I did the same process on the branches to bring out more of the details and color.

The main takeaway is to target very small portions on each element with individual masks, then work on blending them all together using the “Amount Slider” in the mask section.
BTW, I used Lightroom for all of the adjustments, I stayed in the masking section most of the time but I did do some minor tweaks in the global section.
Another takeaway is to make all of the adjustments in small amounts at a time while keeping a copy of the original open a separate window for comparison (I use the photo viewer for that part).

I might have been able to g et it better if I had spent more time on it. As it stands, I spent about 2 hours on it and the results are somewhat acceptable (I think?) You should be the judge of that :slight_smile:

The raw file might have been much better in regards to the shadow details but I’m not familiar with your specific camera, and it could be that the jpeg file compression was the cause of that issue.

Also, it is good that you shot this slightly under exposed!
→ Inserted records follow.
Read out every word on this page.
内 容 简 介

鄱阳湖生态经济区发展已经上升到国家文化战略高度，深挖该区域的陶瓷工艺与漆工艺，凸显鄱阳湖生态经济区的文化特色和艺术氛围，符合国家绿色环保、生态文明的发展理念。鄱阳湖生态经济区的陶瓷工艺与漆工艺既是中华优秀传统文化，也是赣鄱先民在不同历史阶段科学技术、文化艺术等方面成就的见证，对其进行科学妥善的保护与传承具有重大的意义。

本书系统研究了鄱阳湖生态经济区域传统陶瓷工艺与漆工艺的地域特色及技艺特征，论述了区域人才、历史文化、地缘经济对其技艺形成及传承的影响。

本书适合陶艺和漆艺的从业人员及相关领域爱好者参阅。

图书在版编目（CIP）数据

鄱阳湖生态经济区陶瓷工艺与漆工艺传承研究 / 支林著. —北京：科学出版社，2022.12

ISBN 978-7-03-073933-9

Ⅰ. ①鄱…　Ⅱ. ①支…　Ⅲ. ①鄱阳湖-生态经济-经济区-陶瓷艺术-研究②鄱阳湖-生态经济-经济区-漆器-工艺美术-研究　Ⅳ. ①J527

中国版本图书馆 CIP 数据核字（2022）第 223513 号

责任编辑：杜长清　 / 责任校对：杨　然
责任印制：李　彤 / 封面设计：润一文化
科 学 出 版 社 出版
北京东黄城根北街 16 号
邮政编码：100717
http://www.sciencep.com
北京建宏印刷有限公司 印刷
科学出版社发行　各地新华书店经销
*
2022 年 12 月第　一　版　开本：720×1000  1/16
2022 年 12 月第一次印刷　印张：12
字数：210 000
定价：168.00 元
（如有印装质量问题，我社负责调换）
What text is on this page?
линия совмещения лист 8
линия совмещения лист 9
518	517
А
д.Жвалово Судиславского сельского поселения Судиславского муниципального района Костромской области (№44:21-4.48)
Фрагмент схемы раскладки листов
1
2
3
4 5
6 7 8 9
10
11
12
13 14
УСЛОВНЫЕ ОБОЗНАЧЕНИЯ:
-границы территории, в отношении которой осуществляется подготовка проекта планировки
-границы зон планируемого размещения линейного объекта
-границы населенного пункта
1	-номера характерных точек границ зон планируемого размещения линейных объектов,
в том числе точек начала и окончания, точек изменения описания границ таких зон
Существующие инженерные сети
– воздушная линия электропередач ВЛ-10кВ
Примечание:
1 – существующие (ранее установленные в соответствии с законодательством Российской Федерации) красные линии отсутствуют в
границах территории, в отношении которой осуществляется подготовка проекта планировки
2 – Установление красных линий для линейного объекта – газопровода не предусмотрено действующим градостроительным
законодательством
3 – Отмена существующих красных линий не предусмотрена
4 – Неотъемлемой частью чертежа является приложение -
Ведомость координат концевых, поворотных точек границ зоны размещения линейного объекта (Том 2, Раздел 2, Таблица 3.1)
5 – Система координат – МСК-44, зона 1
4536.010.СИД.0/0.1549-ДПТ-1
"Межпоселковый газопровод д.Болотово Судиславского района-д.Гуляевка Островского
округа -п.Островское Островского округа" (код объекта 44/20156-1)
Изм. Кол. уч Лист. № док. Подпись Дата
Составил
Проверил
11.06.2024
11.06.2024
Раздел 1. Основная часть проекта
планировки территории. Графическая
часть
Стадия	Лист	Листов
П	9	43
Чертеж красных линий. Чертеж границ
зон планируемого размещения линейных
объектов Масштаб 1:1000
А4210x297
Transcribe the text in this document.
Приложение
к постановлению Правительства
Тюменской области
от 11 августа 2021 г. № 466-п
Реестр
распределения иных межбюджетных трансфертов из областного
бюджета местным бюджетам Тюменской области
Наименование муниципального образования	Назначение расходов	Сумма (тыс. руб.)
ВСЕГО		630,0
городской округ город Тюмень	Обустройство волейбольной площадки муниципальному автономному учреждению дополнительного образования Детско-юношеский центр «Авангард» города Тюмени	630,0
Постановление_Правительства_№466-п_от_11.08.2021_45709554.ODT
It’s always easier to correct for exposure in post processing. The feathers on the belly of the male was very near to being over exposed even being shot under exposed, so, don’t change that practice while shooting IMHO.

I’m sure you can do much better with the raw file, just take your time with it and take a break away from it periodically, it might help (it helps me when I do that). :slight_smile:

Anyway, I think it’s a great image! :slight_smile:

I like the composition of this and I think your choice of cropping the bottom where you did was a good one, The branch going off to the left at the bottom wasn’t very appealing or supportive IMHO.
But, I think @Mike_Friel’s suggestion for cropping off the nest was also good but you would need to crop some off the left too just to keep the action in the center horizontally, maybe crop just a tad off the top as well to keep the action in the top third of the frame vertically.

Thanks for letting me work on this.

Have a great day! :slight_smile:

Original Version:

Edited Version Below:

edited Version with Optional Crop Below:

All I can say is Wow! And thank you!

I’ll give this all a try.

I take it you like the results. :slight_smile:

You are very welcome!

I enjoy sharing things I’ve learned, it helps me to learn new things as well :slight_smile:

Don’t hesitate to ask for further clarification, I did a pretty general description not knowing your skill level with Lr., that said, I am very willing to elaborate on any part of the process if you like.
Others here may add some tips of their own as well.